Lors de sa fondation, le PCS a gagné 6’000 membres, trois conseillers nationaux, des sections entières du PS (notamment celle de Schaffhouse) et le journal du parti à Bâle. Les grands événements avaient posé les bases pour un parti communiste de masse. La couche la plus avancée de la classe ouvrière avait répondu avec enthousiasme à l’appel des révolutionnaires. 

Ainsi commença réellement le travail des communistes. La majorité de la classe ouvrière organisée voyait toujours le PS comme sa direction politique. Ce n’était pas un hasard. Les organisations de masse réformistes et leurs «solutions simples» en apparence exercent presque à tout moment un grand attrait sur la classe ouvrière. De plus, à cette époque, le PS allait, en paroles, toujours plus vers la gauche, sous la pression de sa base. En 1917, contre la volonté de la droite du parti et des centristes, il prit une position antimilitariste. Lors du même congrès de 1920 qui a vu le départ des communistes, la direction du PS, emmenée par Robert Grimm, adopta même le programme le plus radical de son histoire, allant jusqu’à réclamer la « dictature du prolétariat ». Elle voulait, avec cela, limiter le départ des éléments radicaux en direction du PCS. 

Le PS était très radical dans ses mots, mais, dans la pratique, il ne s’est pas engagé de manière cohérente dans la lutte. C’est pourquoi une grande partie de la classe ouvrière, déçue, commença à s’en éloigner. Entre 1917 et 1920, le PS est passé de 31’307 membres à 53’910, mais a perdu tous ces gains dans les quatre années suivantes. 
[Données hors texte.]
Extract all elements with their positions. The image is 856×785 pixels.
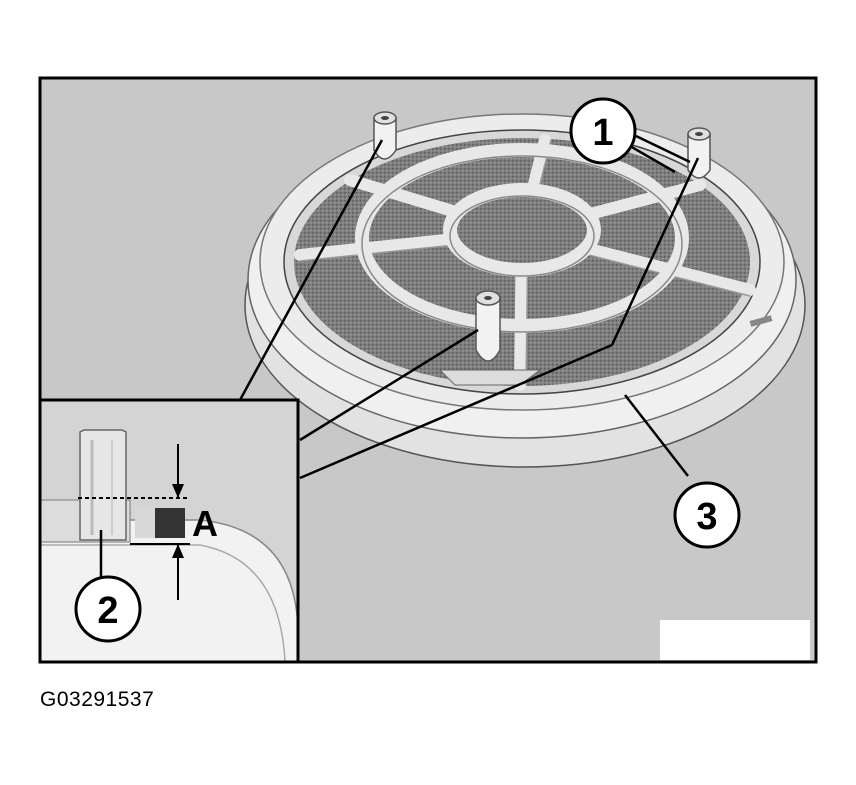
svg-text:1: 1 [592, 112, 613, 154]
callout-3: 3 [673, 481, 741, 549]
mounting-post [373, 111, 397, 160]
filter-assembly [244, 111, 806, 468]
dimension-label: A [192, 503, 218, 544]
image-code: G03291537 [40, 688, 155, 711]
svg-text:2: 2 [97, 590, 118, 632]
main-frame-border [38, 76, 818, 664]
callout-1: 1 [569, 97, 637, 165]
leader-lines [238, 134, 700, 480]
svg-text:3: 3 [696, 496, 717, 538]
mounting-post [438, 290, 542, 386]
callout-2: 2 [74, 575, 142, 643]
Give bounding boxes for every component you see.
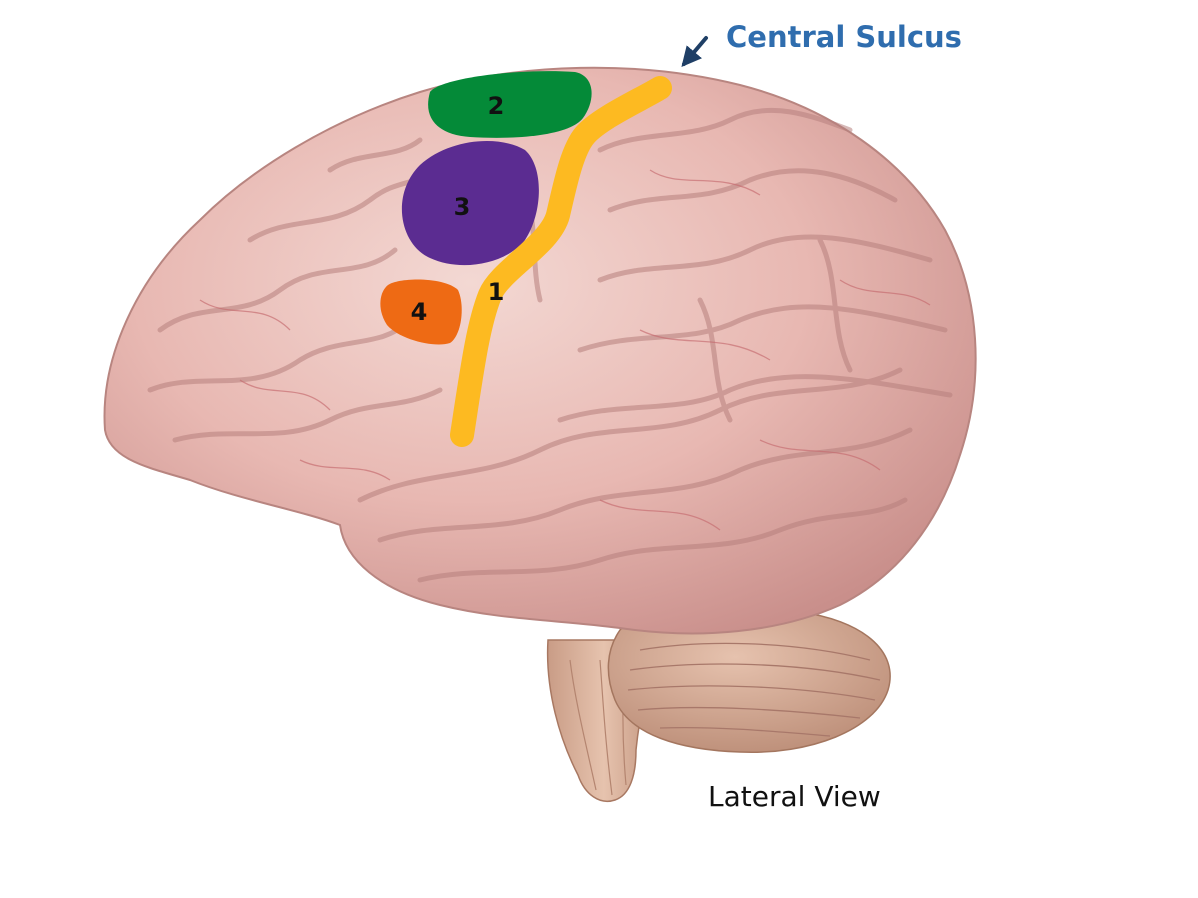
region-1-central-sulcus-line xyxy=(450,76,672,447)
cerebral-cortex xyxy=(103,66,977,635)
region-4-blob xyxy=(380,279,462,345)
cerebellum-folia xyxy=(627,642,881,737)
surface-vessels xyxy=(199,169,931,531)
central-sulcus-arrow xyxy=(681,36,708,68)
region-1-number: 1 xyxy=(488,278,505,306)
region-3-number: 3 xyxy=(454,193,471,221)
view-label: Lateral View xyxy=(708,780,881,813)
central-sulcus-label: Central Sulcus xyxy=(726,20,962,54)
region-3-blob xyxy=(401,141,539,266)
region-2-blob xyxy=(428,71,592,138)
region-4-number: 4 xyxy=(411,298,428,326)
region-2-number: 2 xyxy=(488,92,505,120)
Cela prouve qu’il y avait, dans le PS, des dizaines de milliers de personnes que le PCS aurait pu gagner en plus de ses 6’000 membres initiaux. La tâche de ce dernier était donc d’entrer en dialogue avec les travailleurs qui suivaient encore le PS, pour les gagner à ses positions, c’est-à-dire d’en faire des communistes.  Pour cela, il fallait, d’un côté, une tactique correcte, et de l’autre côté, la capacité de lier le programme révolutionnaire au mouvement vivant de la classe.

Le front uni

Un outil central des communistes pour gagner l’hégémonie de la classe ouvrière organisée est la tactique du front uni. Elle consiste à défendre ponctuellement des revendications spécifiques avec les autres organisations de la classe ouvrière. Cela nécessite que toutes les organisations faisant partie du front uni aient la liberté de présenter leurs propres programmes et slogans. On peut le résumer par “Marcher séparément, frapper ensemble” 
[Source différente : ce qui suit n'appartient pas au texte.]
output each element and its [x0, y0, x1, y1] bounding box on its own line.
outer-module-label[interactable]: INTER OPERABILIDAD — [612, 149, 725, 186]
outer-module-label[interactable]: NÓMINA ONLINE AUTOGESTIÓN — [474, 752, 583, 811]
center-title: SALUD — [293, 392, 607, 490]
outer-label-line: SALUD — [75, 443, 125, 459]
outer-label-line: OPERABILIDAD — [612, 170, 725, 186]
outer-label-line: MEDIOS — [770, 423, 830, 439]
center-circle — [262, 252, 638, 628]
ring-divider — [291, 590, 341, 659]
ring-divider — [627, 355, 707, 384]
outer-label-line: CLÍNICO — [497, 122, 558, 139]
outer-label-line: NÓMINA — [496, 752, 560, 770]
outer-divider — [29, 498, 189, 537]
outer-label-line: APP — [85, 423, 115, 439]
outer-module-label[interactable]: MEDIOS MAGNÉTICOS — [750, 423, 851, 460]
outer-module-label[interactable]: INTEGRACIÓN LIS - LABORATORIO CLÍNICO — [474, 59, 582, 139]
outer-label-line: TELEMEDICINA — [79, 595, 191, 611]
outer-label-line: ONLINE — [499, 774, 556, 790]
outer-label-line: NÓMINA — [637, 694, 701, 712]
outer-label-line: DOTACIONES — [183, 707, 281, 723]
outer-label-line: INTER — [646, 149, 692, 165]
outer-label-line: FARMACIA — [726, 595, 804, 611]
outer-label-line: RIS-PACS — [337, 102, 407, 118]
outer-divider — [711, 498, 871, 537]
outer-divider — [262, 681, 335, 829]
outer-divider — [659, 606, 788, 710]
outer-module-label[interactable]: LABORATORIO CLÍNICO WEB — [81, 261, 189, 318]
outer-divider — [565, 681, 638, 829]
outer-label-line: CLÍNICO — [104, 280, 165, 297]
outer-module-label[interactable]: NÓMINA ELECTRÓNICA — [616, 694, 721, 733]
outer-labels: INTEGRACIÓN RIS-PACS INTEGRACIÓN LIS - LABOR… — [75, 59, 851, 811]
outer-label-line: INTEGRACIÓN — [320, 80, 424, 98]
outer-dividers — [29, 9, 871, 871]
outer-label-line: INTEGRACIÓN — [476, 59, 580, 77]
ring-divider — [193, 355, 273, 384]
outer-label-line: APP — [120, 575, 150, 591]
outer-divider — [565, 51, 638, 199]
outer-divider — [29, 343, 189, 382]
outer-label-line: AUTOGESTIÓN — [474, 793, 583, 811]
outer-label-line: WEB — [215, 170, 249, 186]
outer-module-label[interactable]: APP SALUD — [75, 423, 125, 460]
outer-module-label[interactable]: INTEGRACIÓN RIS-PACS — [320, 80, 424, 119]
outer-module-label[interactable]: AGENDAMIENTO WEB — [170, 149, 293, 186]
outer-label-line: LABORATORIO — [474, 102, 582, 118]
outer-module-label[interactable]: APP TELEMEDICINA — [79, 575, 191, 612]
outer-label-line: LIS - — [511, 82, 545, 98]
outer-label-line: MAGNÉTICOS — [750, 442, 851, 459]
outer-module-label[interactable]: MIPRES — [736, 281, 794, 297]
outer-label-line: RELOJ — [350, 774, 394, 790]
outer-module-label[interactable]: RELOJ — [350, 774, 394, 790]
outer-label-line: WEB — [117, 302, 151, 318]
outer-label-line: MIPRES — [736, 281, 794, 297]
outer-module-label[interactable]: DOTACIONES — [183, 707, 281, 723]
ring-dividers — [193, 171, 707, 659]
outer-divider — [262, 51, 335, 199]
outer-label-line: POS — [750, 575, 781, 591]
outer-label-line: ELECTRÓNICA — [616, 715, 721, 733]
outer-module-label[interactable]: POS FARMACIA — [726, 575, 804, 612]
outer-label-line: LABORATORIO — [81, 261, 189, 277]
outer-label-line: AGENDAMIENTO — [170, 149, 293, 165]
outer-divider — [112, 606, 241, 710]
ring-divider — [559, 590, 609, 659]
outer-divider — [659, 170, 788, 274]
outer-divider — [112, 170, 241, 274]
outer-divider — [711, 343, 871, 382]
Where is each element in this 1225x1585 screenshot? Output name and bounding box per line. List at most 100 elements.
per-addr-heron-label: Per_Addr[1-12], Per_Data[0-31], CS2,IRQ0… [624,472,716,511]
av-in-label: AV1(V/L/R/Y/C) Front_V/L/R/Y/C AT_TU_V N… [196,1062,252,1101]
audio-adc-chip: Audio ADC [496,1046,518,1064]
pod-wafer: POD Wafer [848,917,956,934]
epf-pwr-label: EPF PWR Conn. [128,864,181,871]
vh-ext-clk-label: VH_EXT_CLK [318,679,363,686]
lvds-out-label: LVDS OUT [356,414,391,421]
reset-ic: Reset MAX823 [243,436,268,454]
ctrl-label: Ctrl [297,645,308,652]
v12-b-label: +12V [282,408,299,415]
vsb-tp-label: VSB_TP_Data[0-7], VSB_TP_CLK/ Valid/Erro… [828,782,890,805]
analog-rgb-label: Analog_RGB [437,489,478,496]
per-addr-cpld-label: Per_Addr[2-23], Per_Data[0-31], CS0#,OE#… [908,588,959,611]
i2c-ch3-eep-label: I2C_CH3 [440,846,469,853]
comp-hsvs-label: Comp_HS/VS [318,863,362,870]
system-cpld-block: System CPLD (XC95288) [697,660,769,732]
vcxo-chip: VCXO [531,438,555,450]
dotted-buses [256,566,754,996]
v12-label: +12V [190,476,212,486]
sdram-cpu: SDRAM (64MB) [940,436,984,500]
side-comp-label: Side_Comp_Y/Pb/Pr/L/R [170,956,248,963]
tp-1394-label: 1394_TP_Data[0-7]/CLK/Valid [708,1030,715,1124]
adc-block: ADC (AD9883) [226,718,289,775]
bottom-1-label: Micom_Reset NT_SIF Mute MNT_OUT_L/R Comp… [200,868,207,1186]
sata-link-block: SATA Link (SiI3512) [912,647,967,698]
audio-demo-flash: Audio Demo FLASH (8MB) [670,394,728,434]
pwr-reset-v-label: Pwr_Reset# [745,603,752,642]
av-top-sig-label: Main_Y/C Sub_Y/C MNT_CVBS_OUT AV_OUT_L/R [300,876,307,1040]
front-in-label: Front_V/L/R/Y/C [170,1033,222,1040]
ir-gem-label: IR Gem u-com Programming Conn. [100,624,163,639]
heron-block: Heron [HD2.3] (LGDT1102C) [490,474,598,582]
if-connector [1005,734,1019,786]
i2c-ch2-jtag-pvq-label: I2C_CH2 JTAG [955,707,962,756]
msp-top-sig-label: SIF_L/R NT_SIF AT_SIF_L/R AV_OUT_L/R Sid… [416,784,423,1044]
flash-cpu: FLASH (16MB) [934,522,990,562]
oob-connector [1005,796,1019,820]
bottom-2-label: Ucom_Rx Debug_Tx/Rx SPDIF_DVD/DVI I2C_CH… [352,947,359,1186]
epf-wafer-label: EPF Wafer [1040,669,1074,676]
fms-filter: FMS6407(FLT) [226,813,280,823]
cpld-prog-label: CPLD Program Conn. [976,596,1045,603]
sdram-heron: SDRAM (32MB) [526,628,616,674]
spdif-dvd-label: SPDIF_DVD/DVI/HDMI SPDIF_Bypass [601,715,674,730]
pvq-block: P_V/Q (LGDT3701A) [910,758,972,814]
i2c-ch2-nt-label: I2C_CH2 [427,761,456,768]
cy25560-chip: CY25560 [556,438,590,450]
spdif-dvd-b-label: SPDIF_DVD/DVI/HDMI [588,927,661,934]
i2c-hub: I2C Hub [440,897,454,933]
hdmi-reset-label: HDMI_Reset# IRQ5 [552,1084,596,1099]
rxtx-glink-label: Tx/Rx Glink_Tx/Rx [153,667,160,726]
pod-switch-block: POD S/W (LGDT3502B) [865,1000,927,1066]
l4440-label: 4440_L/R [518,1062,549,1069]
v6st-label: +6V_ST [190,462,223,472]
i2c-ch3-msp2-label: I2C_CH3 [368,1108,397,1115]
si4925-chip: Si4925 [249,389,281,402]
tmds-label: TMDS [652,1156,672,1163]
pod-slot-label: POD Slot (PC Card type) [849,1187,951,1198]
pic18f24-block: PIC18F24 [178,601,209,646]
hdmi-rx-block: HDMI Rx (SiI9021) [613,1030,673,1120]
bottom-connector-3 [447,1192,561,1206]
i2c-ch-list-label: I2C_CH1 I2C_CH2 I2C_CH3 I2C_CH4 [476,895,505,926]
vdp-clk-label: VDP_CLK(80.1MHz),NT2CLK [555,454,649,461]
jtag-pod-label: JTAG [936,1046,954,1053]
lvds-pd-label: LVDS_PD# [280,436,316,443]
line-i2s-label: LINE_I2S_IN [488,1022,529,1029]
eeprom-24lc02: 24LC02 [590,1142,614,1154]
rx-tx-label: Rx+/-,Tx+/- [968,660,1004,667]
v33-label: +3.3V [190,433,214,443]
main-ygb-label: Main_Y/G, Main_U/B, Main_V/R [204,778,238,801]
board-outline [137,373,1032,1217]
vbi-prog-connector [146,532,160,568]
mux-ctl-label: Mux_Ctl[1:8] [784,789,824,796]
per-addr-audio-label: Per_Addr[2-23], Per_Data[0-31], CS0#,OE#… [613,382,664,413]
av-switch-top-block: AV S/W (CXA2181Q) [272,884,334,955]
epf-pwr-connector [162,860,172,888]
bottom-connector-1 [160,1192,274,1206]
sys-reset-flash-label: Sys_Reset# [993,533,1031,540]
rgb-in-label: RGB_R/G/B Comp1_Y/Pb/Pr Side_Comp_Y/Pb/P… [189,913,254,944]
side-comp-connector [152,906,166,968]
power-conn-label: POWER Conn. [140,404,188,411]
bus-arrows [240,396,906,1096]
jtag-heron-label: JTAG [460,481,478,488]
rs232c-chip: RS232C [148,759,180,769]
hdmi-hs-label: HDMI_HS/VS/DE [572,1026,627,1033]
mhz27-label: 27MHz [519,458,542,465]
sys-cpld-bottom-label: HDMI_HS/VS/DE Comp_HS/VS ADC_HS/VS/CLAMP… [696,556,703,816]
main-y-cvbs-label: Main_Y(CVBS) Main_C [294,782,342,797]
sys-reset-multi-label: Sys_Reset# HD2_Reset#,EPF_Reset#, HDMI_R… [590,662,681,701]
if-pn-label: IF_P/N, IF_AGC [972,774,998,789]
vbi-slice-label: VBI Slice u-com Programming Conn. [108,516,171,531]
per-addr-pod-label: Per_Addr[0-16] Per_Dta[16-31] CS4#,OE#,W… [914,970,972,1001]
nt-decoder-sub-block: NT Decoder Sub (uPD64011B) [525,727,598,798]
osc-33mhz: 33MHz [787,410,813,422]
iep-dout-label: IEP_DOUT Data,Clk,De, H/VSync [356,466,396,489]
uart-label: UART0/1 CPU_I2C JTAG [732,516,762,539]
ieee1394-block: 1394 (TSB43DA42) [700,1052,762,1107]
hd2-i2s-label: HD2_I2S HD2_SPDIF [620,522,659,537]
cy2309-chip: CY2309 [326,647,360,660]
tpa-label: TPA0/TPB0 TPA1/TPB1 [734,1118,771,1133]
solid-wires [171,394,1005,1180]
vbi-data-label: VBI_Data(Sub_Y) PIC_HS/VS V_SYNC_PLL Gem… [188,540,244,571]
L’objectif est de convaincre les travailleurs réformistes de la supériorité du programme révolutionnaire, afin de les éloigner du réformisme et les gagner au communisme. Ensuite, soit les dirigeants réformistes refusent la proposition de front uni, ce qui permet de mettre à nu leur absence de volonté à lutter, soit ils l’acceptent et les communistes peuvent montrer, dans la pratique, que leurs méthodes de lutte sont les plus efficaces. Cette tactique est décisive, car les masses ouvrières n’apprennent pas par la propagande, mais à travers l’expérience pratique. 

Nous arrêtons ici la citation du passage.